The International Standards Organisation (ISO) has unveiled a draft version of the first set of global standards for drone operations and is inviting professionals, academics and businesses to submit comments by 21 January 2019.
The standards address operational requirements for aerial drones, with protocols for both safety and security – including the promotion of no-fly zones, the need for flight log protocols, maintenance, training and flight documentation.
They also address public concerns over privacy and data protection by requiring operators to have appropriate systems to handle data alongside communications and control planning when flying.
There are many instances where drones are used in the Australian mining sector, most notably by keeping workers out of harm’s way. They can be found in some of BHP’s coal mines in Queensland, for example, used to ensure areas are clear before a blast takes place and to track fumes post-blast.
Drones can also be operated to improve road safety on sites, by monitoring traffic, road conditions and hazards or used maintenance teams to help inspect overhead cranes, towers and roofs of buildings to avoid working at height.
The ISO believes that the drone operation standards is a step towards improving public perceptions surrounding drone technology, ultimately triggering a boom market and spurring market growth across the globe.
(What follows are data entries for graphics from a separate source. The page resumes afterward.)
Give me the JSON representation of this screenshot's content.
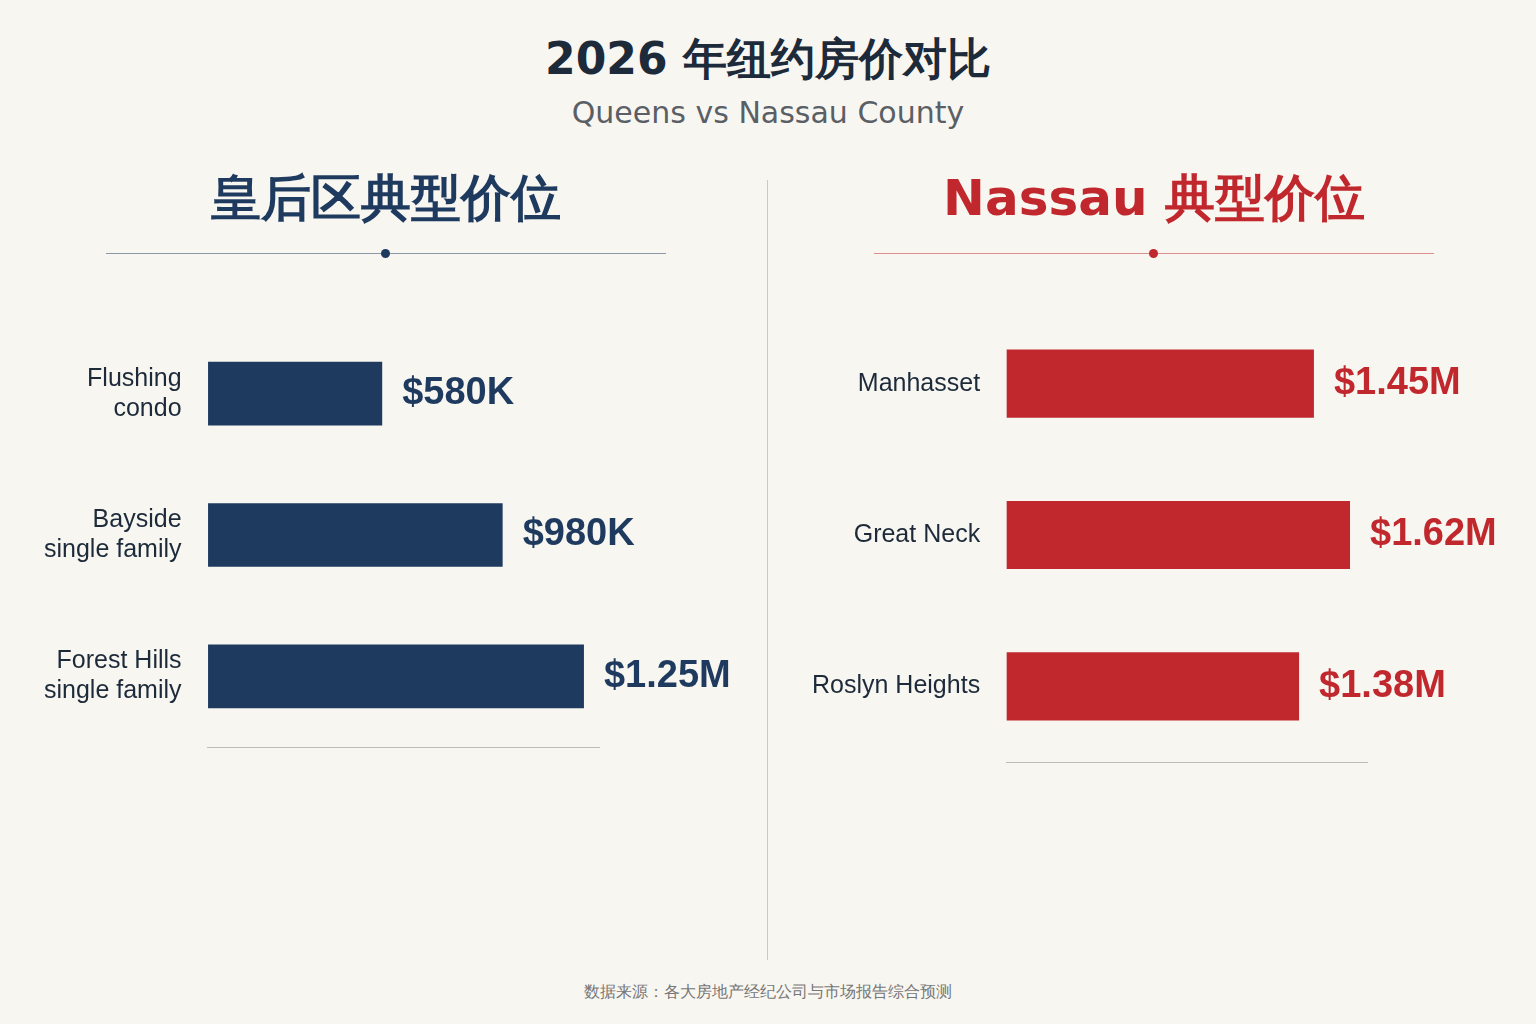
{
  "header": {
    "title": "2026 年纽约房价对比",
    "subtitle": "Queens vs Nassau County"
  },
  "chart_data": [
    {
      "type": "bar",
      "title": "皇后区典型价位",
      "orientation": "horizontal",
      "categories": [
        [
          "Flushing",
          "condo"
        ],
        [
          "Bayside",
          "single family"
        ],
        [
          "Forest Hills",
          "single family"
        ]
      ],
      "values": [
        580000,
        980000,
        1250000
      ],
      "value_labels": [
        "$580K",
        "$980K",
        "$1.25M"
      ],
      "color": "#1f3a5f",
      "xlim": [
        0,
        1300000
      ],
      "grid": false,
      "tick_labels": "y",
      "data_labels": true
    },
    {
      "type": "bar",
      "title": "Nassau 典型价位",
      "orientation": "horizontal",
      "categories": [
        "Manhasset",
        "Great Neck",
        "Roslyn Heights"
      ],
      "values": [
        1450000,
        1620000,
        1380000
      ],
      "value_labels": [
        "$1.45M",
        "$1.62M",
        "$1.38M"
      ],
      "color": "#c0282d",
      "xlim": [
        0,
        1700000
      ],
      "grid": false,
      "tick_labels": "y",
      "data_labels": true
    }
  ],
  "source": "数据来源：各大房地产经纪公司与市场报告综合预测"
}
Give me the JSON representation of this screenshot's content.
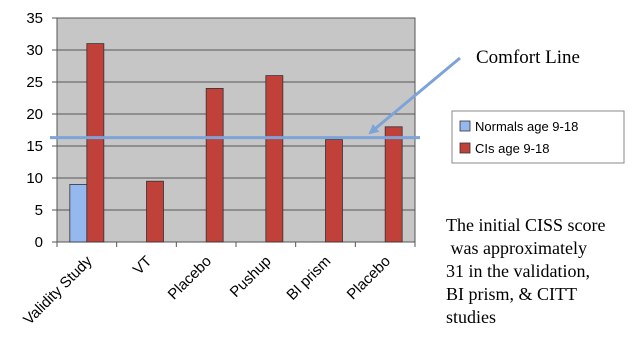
{
  "chart_data": {
    "type": "bar",
    "categories": [
      "Validity Study",
      "VT",
      "Placebo",
      "Pushup",
      "BI prism",
      "Placebo"
    ],
    "series": [
      {
        "name": "Normals age 9-18",
        "color": "#95b8ef",
        "values": [
          9,
          null,
          null,
          null,
          null,
          null
        ]
      },
      {
        "name": "CIs age 9-18",
        "color": "#c0403a",
        "values": [
          31,
          9.5,
          24,
          26,
          16,
          18
        ]
      }
    ],
    "ylim": [
      0,
      35
    ],
    "yticks": [
      0,
      5,
      10,
      15,
      20,
      25,
      30,
      35
    ],
    "grid": true,
    "plot_background": "#c6c6c6",
    "legend_placement": "right",
    "reference_line": {
      "label": "Comfort Line",
      "value": 16.3,
      "color": "#7da3d8"
    }
  },
  "side_note": {
    "lines": [
      "The initial CISS score",
      " was approximately",
      "31 in the validation,",
      "BI prism, & CITT",
      "studies"
    ]
  }
}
Draft International Standards for Drone Operations convenor, Robert Garbett, explained that the standards is a result of ‘three years of hard work’, with significant international cooperation between standards bodies across the world.
Garbett added that final adoption of the standards is expected worldwide in 2019, with more to be developed that will cover drone use in other environments such as ground, water, and space.
“These standards will undoubtedly lead to a new confidence in safety, security and compliance within this dynamic industry, resulting in a massive expansion in the availability and use of drone technology in the years to come.”
“My conversations with drone buyers, manufacturers, users and the wider public indicate that these standards are warmly and enthusiastically welcomed by all. I would encourage all those with an interest in drones to engage with the consultation process so that no stone has been left unturned in our quest for the creation and adoption of best-practice drone standards,” Mr Garbett said.